- 3 1/4 pounds boneless pork butt roast
- 1 cup beef broth
- 1 (6-ounce ) package fresh spinach (see Note)
- 1 tablespoon olive oil
- 1 teaspoon fresh chopped garlic
- 1/4 teaspoon salt plus extra for seasoning roast
- 1/4 teaspoon black pepper plus extra for seasoning roast
- 8 slices provolone cheese
- 4 hoagie rolls, split
- Preheat oven to 350°F. Coat a 9" x 13" pan with nonstick cooking spray.
- Place pork in pan and sprinkle with salt and pepper. Cover with aluminum foil and bake 2-1/4 to 2-1/2 hours, or until no pink remains. Cool meat 15 to 20 minutes, remove from roasting pan, and slice thinly.

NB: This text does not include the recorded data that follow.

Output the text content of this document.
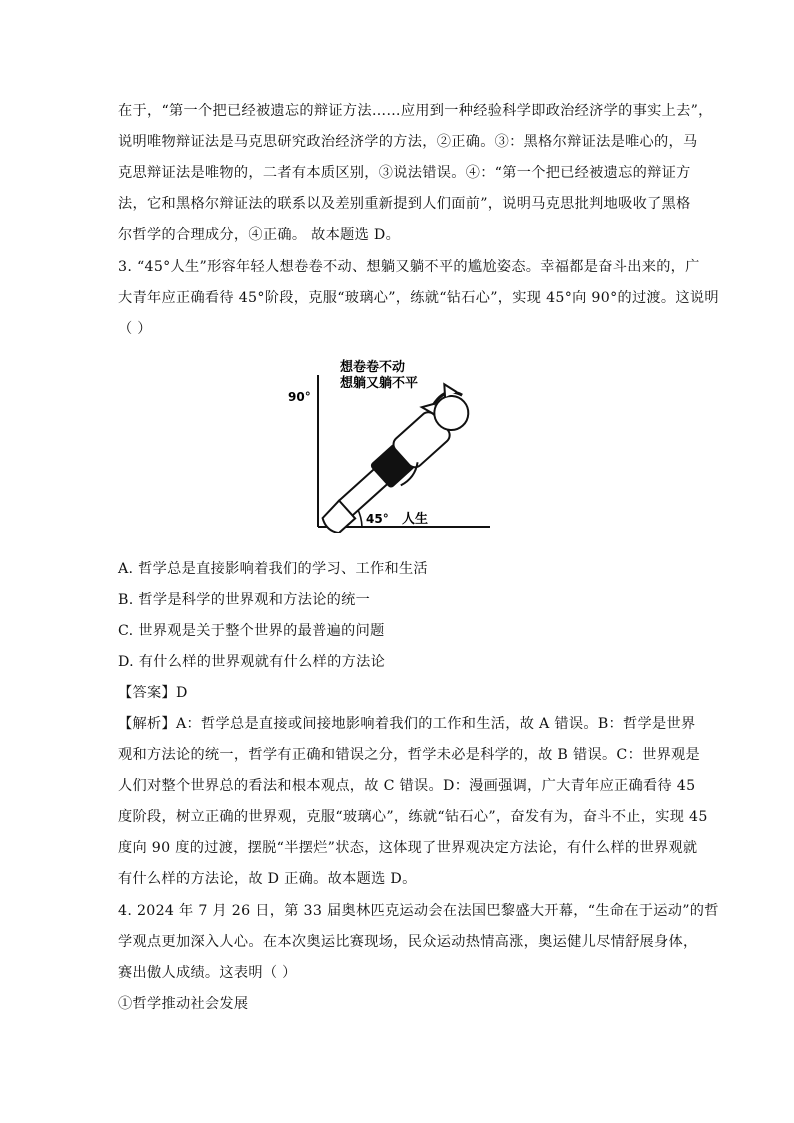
在于，“第一个把已经被遗忘的辩证方法……应用到一种经验科学即政治经济学的事实上去”，
说明唯物辩证法是马克思研究政治经济学的方法，②正确。③：黑格尔辩证法是唯心的，马
克思辩证法是唯物的，二者有本质区别，③说法错误。④：“第一个把已经被遗忘的辩证方
法，它和黑格尔辩证法的联系以及差别重新提到人们面前”，说明马克思批判地吸收了黑格
尔哲学的合理成分，④正确。 故本题选 D。
3. “45°人生”形容年轻人想卷卷不动、想躺又躺不平的尴尬姿态。幸福都是奋斗出来的，广
大青年应正确看待 45°阶段，克服“玻璃心”，练就“钻石心”，实现 45°向 90°的过渡。这说明
（ ）
想卷卷不动
想躺又躺不平
90°
45° 人生
A. 哲学总是直接影响着我们的学习、工作和生活
B. 哲学是科学的世界观和方法论的统一
C. 世界观是关于整个世界的最普遍的问题
D. 有什么样的世界观就有什么样的方法论
【答案】D
【解析】A：哲学总是直接或间接地影响着我们的工作和生活，故 A 错误。B：哲学是世界
观和方法论的统一，哲学有正确和错误之分，哲学未必是科学的，故 B 错误。C：世界观是
人们对整个世界总的看法和根本观点，故 C 错误。D：漫画强调，广大青年应正确看待 45
度阶段，树立正确的世界观，克服“玻璃心”，练就“钻石心”，奋发有为，奋斗不止，实现 45
度向 90 度的过渡，摆脱“半摆烂”状态，这体现了世界观决定方法论，有什么样的世界观就
有什么样的方法论，故 D 正确。故本题选 D。
4. 2024 年 7 月 26 日，第 33 届奥林匹克运动会在法国巴黎盛大开幕，“生命在于运动”的哲
学观点更加深入人心。在本次奥运比赛现场，民众运动热情高涨，奥运健儿尽情舒展身体，
赛出傲人成绩。这表明（ ）
①哲学推动社会发展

- Place beef broth in a small skillet and bring to a boil over high heat.|
- In another skillet, sauté spinach with oil, garlic, 1/4 teaspoon salt, and 1/4 teaspoon pepper over medium heat 1 to 2 minutes, or until spinach is wilted.
- Place 2 slices of provolone cheese on each hoagie roll. Using tongs, dip meat slices into beef broth and place on top of cheese. Top with sautéed spinach and spoon extra beef broth onto each roll. Serve immediately.
To make this really authentic, use broccoli rabe instead of spinach. It's your choice!